Souhaitant conserver le cadre très circonscrit de la proposition de loi adoptée par l'Assemblée nationale, elle a cherché à lui apporter des modifications destinées à rendre ses dispositifs plus efficaces sans pour autant remettre en cause l'équilibre résultant de l'application des lois n° 86-1290 du 23 décembre 1986 relative à l'investissement locatif, l'accession à la propriété de logements sociaux et le développement de l'offre foncière et n° 89-462 du 6 juillet 1989 tendant à améliorer les rapports locatifs.

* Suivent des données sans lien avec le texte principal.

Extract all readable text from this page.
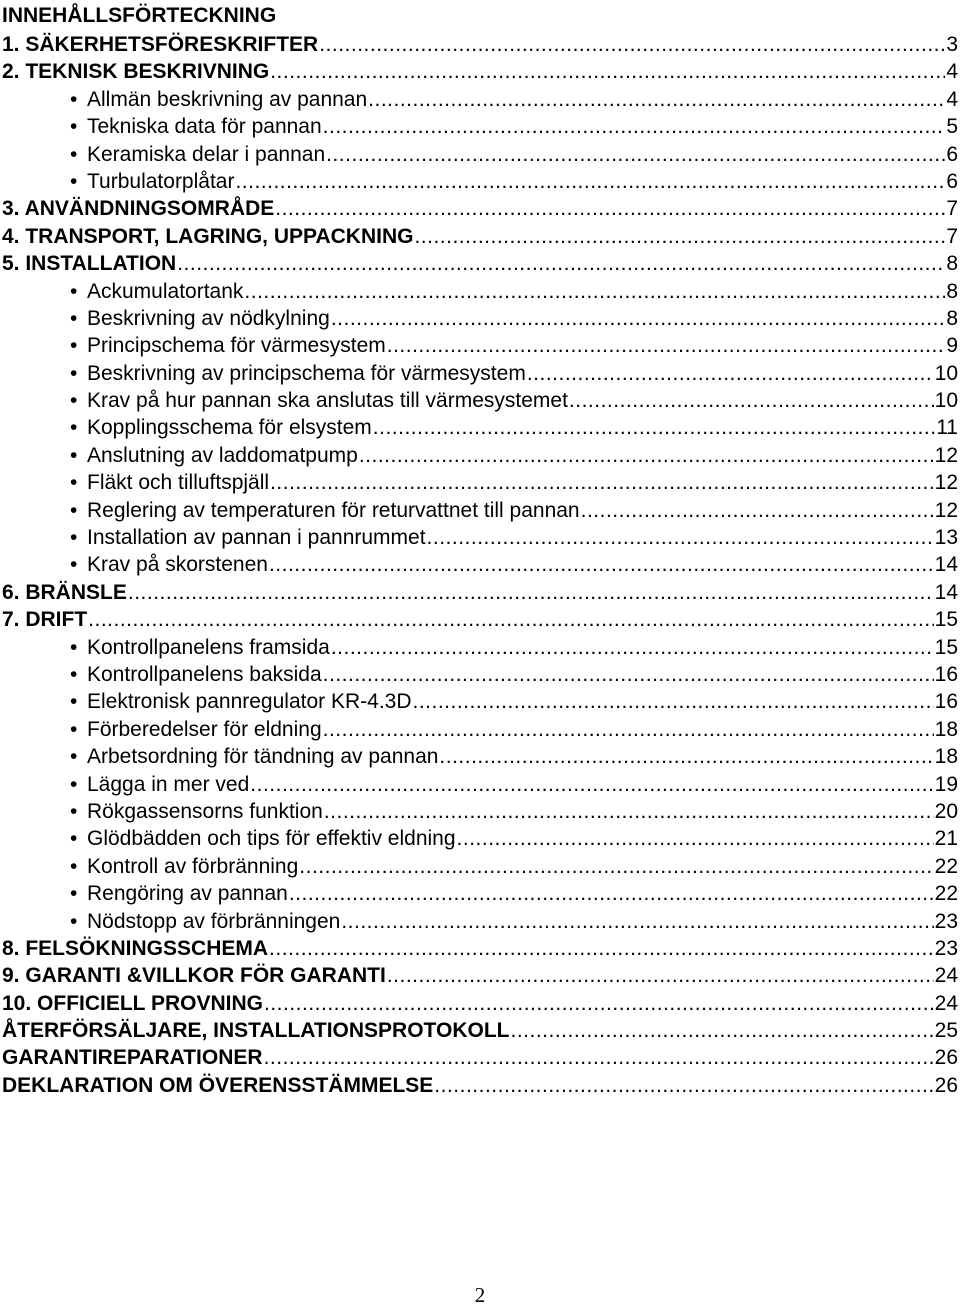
INNEHÅLLSFÖRTECKNING
1. SÄKERHETSFÖRESKRIFTER .....	3
2. TEKNISK BESKRIVNING .....	4
• Allmän beskrivning av pannan .....	4
• Tekniska data för pannan .....	5
• Keramiska delar i pannan .....	6
• Turbulatorplåtar .....	6
3. ANVÄNDNINGSOMRÅDE .....	7
4. TRANSPORT, LAGRING, UPPACKNING .....	7
5. INSTALLATION .....	8
• Ackumulatortank .....	8
• Beskrivning av nödkylning .....	8
• Principschema för värmesystem .....	9
• Beskrivning av principschema för värmesystem .....	10
• Krav på hur pannan ska anslutas till värmesystemet .....	10
• Kopplingsschema för elsystem .....	11
• Anslutning av laddomatpump .....	12
• Fläkt och tilluftspjäll .....	12
• Reglering av temperaturen för returvattnet till pannan .....	12
• Installation av pannan i pannrummet .....	13
• Krav på skorstenen .....	14
6. BRÄNSLE .....	14
7. DRIFT .....	15
• Kontrollpanelens framsida .....	15
• Kontrollpanelens baksida .....	16
• Elektronisk pannregulator KR-4.3D .....	16
• Förberedelser för eldning .....	18
• Arbetsordning för tändning av pannan .....	18
• Lägga in mer ved .....	19
• Rökgassensorns funktion .....	20
• Glödbädden och tips för effektiv eldning .....	21
• Kontroll av förbränning .....	22
• Rengöring av pannan .....	22
• Nödstopp av förbränningen .....	23
8. FELSÖKNINGSSCHEMA .....	23
9. GARANTI &VILLKOR FÖR GARANTI .....	24
10. OFFICIELL PROVNING .....	24
ÅTERFÖRSÄLJARE, INSTALLATIONSPROTOKOLL .....	25
GARANTIREPARATIONER .....	26
DEKLARATION OM ÖVERENSSTÄMMELSE .....	26
2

La commission a ainsi souhaité clarifier le champ d'application et les conditions d'exercice du droit de préemption reconnu au locataire :

- en limitant son exercice aux ventes d'immeubles à usage d'habitation ou à usage mixte professionnel et d'habitation de dix logements et plus ;

- en précisant que l'engagement de maintien du statut locatif s'applique non au logement lui-même mais au locataire, dont le contrat de bail en cours au jour de la conclusion de la vente serait prorogé ;

- en étendant l'exercice de ce droit de préemption aux cessions de parts de toute société civile immobilière ;

- en imposant la communication au locataire des résultats d'un diagnostic technique sur l'état du bâti et des équipements communs et de sécurité ;

- en exigeant la communication préalable au maire et, à Paris, Lyon et Marseille, au maire d'arrondissement, du prix et des conditions de la vente de l'immeuble ( article premier ).

Elle a également cherché à maintenir la place de la concertation en matière locative en restaurant un droit d'opposition à l'extension d'un accord collectif conclu dans le cadre de la commission nationale de concertation qui requerrait désormais la majorité des organisations représentatives de bailleurs d'un ou plusieurs secteurs et des organisations représentatives de locataires ( article 2 ).

Elle a enfin voulu rendre effectives les sanctions en cas de violation des obligations prévues dans un accord collectif :

- en prévoyant la nullité de la vente en cas de défaut de transmission du projet de règlement de copropriété et du diagnostic technique au locataire ;

- en supprimant l'amende civile, un tel dispositif paraissant inadapté en l'espèce et le locataire ayant subi un préjudice du fait d'une violation de l'accord collectif pouvant, en tout état de cause, obtenir des dommages et intérêts ;

- en instituant une nullité de plein droit du congé pour vente qui serait délivré par le bailleur en méconnaissance de son engagement de proroger les contrats de bail en cours ( article 3 ).

Votre commission vous propose d'adopter la présente proposition de loi ainsi modifiée.